Having checked out a raised crosswalk on Lincoln Avenue in Lincoln Square, which has helped slow car speeds next to Kempf Plaza, Bradley said her main reason for opposing the speed tables is philosophical. Since all drivers might be required to hit the brakes before going over the speed tables, “you’re penalizing everybody, not just the speeders,” she said.
However, when I spoke to Sajovec on Friday, he said that some of the other opponents had been confused about the nature of raised crosswalks. “What they envisioned was more like speed humps,” he said.
At a meeting of Logan Square Preservation last month, attendees watched a short Chicago Department of Transportation video of drivers going over a speed table next to a University of Chicago Laboratory Schools building at 5800 South Stony Island Avenue. After they watched the clip, a couple of people who had been against the Palmer Square raised crosswalks dropped their opposition, and all 30 members voted to endorse the proposal, Sajovec said.
“The next step is to make sure that all of the people around the park understand specifically what’s being proposed,” Sajovec said. “If all of the people who have concerns understand the proposal, then Scott can weigh the pros and cons and make a decision about whether to move forward.”
Last night, the safety campaign got another boost when the Homeowners Association of Palmer Square discussed the issue and voted eight to two in favor of the raised crosswalks, according to Andrea Keller’s husband Rudy Keller.
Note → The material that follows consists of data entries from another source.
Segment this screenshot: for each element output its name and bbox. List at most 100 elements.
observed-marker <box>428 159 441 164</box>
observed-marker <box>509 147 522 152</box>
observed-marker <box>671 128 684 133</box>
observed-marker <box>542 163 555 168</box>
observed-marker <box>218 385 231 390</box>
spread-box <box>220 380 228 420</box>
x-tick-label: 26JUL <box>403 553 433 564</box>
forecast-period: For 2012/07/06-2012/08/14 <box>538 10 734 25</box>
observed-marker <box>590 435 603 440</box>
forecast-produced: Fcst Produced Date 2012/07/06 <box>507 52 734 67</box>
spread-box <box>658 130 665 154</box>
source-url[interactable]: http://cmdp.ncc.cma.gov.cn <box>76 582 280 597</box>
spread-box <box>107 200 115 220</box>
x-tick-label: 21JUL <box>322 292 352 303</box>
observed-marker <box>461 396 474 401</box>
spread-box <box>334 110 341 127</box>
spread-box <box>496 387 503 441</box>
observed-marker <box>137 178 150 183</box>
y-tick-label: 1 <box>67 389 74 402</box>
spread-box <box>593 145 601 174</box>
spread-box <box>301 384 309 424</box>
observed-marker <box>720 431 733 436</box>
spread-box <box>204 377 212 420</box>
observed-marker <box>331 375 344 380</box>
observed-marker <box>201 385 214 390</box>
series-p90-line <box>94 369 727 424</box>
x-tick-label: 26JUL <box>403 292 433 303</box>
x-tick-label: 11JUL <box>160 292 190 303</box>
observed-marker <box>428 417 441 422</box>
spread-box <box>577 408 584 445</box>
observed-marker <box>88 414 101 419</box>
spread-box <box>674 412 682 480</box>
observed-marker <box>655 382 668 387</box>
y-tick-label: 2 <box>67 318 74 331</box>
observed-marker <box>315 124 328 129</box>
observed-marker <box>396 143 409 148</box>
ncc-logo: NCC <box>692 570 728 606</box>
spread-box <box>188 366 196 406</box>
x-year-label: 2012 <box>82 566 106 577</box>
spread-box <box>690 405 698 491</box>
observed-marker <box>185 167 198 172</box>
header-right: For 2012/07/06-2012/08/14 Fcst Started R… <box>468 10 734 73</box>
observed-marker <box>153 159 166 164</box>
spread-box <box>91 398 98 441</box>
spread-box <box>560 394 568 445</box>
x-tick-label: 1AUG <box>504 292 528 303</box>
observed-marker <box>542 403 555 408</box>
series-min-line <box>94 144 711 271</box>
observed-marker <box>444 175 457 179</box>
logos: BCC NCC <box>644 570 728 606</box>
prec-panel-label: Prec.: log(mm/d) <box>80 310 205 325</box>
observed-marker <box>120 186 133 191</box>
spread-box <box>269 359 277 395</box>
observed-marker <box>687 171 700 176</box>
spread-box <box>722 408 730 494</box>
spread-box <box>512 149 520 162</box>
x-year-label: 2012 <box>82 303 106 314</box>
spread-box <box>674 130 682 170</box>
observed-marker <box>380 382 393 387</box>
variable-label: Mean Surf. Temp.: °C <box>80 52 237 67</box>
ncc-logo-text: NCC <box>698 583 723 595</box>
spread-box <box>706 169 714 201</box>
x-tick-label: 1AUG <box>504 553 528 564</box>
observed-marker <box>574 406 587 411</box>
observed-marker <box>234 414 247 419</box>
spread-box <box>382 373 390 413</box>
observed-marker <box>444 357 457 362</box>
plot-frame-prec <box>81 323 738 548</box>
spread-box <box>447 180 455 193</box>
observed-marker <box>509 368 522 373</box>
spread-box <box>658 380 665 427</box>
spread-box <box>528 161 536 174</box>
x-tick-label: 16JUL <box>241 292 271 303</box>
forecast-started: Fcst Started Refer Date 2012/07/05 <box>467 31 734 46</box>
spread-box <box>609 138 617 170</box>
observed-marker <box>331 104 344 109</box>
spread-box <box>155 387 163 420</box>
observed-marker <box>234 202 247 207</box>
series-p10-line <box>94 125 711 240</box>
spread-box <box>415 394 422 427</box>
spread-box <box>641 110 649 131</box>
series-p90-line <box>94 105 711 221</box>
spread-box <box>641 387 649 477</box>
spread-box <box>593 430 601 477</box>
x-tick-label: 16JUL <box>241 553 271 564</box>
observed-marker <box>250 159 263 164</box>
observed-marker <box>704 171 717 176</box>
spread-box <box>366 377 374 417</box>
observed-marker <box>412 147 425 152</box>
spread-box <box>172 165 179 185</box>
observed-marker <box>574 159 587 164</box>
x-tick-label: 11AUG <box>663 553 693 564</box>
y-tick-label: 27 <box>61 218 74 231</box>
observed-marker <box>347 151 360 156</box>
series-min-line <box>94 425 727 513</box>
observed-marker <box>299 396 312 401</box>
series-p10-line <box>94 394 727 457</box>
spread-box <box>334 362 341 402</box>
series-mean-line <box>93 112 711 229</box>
He said the association would be passing on the results to Waguespack today.
It’s worth noting that the Stony Island speed table has less vertical deflection than the Lincoln Avenue raised crosswalk. The former appears to have been designed chiefly to raise awareness of pedestrians, rather than to force drivers to slow down. As a result, two of the three motorists in the short video appear to be passing over the Lab School speed table at a high speed, without braking at all.
While a final design for Palmer Square hasn’t been determined yet, hopefully the raised crosswalks would look more like the higher-profile Lincoln Square speed tables, which appear to be much more effective. It would be disappointing if the city chooses a design that merely suggests that drivers slow down, rather than requiring them to do so. A watered-down design would have little influence on the type of motorist who would drive faster than 40 mph next to a tot lot.